Lembro de uma São Paulo diferente e silenciosa, onde era possível ouvir o trem passando nos trilhos na estação Ipiranga, mesmo estando na Vila Zelina.
Tenho 42 anos, dos quais trinta foram vividos entre Vila Prudente e Vila Zelina, e isso "ao pé da letra", pois na rua onde eu cresci, de um lado era Prudente e de outro Zelina.
Era muito bom. Jogava bola e taco, que era chamado de maçaneta; passava o dia na rua, e minha mãe só trancava a porta na hora de dormir.
Para ir à Vila Prudente, era preciso atravessar um "pinguéla" de madeira sobre o córrego. Ficava ao lado da chácara do Japonês, onde havia um laguinho no qual, munidos de redinhas, podíamos pegar "Guaruzinhos", uns peixinhos pequenos e coloridos que devem ter entrado em extinção.

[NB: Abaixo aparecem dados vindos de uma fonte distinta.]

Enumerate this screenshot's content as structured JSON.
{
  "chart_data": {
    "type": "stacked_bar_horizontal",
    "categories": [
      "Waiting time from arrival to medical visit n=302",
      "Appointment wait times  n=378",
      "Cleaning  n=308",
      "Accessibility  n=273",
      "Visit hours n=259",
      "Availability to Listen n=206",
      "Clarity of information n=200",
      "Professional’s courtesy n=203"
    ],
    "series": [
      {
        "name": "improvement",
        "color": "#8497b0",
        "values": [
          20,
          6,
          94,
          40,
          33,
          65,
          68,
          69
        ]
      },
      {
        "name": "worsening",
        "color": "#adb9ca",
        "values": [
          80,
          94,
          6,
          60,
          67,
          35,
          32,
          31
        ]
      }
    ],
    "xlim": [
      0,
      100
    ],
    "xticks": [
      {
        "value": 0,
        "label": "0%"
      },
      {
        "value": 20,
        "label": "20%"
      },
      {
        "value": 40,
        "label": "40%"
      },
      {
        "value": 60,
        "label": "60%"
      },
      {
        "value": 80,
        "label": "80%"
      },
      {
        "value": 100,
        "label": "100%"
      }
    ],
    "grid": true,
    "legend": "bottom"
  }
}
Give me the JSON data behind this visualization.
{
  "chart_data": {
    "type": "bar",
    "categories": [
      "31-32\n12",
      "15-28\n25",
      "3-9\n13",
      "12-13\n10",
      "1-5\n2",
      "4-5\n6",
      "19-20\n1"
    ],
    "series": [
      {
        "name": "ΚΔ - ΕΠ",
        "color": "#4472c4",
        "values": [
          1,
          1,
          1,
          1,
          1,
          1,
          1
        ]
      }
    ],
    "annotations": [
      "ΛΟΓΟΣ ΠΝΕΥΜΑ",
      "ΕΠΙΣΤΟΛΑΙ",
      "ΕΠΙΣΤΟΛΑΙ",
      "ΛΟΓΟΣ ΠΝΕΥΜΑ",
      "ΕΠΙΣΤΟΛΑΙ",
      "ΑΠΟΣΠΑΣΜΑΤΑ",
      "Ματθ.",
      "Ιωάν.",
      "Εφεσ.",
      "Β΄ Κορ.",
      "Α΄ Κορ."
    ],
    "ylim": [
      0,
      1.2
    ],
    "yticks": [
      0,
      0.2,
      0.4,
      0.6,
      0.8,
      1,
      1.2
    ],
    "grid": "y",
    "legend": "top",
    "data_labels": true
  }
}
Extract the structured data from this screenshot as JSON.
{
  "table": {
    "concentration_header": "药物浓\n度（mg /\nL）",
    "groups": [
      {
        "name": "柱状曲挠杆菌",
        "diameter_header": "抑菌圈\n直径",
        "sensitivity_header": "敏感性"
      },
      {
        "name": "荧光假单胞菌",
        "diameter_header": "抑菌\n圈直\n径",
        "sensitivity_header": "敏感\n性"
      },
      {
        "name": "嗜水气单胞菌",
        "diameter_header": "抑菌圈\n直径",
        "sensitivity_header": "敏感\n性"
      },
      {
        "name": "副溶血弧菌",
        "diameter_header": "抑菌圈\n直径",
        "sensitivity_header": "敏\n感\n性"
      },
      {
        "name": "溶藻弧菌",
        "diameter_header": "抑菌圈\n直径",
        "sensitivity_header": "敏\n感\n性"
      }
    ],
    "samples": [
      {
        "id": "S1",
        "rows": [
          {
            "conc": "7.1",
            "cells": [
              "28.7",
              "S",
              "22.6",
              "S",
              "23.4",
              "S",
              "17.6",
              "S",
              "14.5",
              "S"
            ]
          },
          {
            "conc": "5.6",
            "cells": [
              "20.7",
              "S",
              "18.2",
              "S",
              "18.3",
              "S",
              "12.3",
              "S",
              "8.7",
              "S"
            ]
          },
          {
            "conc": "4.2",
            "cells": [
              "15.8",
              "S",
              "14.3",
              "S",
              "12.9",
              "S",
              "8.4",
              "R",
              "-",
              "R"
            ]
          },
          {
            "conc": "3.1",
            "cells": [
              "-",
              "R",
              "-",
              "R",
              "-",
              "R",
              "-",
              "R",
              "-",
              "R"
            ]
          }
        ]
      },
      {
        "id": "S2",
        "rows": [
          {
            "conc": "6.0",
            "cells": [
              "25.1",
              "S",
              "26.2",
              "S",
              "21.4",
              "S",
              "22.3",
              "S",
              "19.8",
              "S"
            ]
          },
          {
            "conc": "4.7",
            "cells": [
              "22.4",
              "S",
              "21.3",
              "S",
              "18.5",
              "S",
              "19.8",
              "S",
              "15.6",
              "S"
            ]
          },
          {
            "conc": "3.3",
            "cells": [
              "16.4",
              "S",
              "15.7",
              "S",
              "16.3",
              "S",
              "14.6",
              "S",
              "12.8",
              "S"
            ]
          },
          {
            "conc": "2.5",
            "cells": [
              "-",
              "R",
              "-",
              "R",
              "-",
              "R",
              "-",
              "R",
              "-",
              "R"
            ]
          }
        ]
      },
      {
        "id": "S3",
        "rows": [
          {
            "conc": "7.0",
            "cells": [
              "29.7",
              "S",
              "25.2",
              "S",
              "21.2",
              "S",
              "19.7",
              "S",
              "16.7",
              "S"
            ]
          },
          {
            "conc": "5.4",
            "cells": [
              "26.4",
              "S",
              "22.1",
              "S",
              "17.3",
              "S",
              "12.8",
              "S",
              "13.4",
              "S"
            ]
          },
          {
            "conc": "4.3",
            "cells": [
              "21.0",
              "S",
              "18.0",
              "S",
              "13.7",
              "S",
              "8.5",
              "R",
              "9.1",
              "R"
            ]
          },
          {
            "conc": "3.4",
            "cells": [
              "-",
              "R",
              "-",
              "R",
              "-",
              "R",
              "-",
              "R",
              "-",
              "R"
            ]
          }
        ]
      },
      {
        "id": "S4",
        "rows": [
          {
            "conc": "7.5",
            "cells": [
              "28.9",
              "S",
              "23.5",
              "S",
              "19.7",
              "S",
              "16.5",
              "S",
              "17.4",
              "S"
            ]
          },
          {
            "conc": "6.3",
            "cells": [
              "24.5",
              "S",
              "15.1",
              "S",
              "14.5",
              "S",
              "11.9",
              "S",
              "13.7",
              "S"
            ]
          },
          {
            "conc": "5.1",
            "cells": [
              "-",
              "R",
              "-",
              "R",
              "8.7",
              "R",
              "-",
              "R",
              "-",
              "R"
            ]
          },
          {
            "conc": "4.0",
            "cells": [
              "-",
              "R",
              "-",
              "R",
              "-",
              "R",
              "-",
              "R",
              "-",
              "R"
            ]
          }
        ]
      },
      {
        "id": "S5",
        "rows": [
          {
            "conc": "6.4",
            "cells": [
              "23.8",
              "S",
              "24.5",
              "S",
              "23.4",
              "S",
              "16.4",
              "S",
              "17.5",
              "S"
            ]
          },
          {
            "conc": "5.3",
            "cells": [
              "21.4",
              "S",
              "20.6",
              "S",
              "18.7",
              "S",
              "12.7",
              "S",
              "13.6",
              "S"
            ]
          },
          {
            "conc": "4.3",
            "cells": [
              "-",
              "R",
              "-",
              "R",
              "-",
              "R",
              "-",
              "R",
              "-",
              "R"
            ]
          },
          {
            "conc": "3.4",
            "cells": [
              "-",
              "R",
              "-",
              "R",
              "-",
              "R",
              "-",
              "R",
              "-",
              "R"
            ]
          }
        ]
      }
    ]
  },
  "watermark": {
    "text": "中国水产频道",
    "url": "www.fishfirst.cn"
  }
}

Que saudades quando, na época do Natal, passeávamos pelas ruas da Vila Prudente, sempre enfeitadas e iluminadas. Um "Papai Noel" em cada esquina. Hoje tudo perdeu o encanto, e o progresso trouxe uma beleza fria e a insegurança. No lugar das chácaras, hoje, tem uma avenida.
Uma vez fui passar uns dias na casa da minha tia, que morava na Rua Chamantá, muito próxima à Avenida Paes de Barros, e não conseguia dormir com o barulho dos carros que passavam na avenida, o que, perto dos dias de hoje, podemos considerar como silêncio.
Mesmo assim, digo que amo São Paulo e, principalmente, a Vila Prudente/Zelina.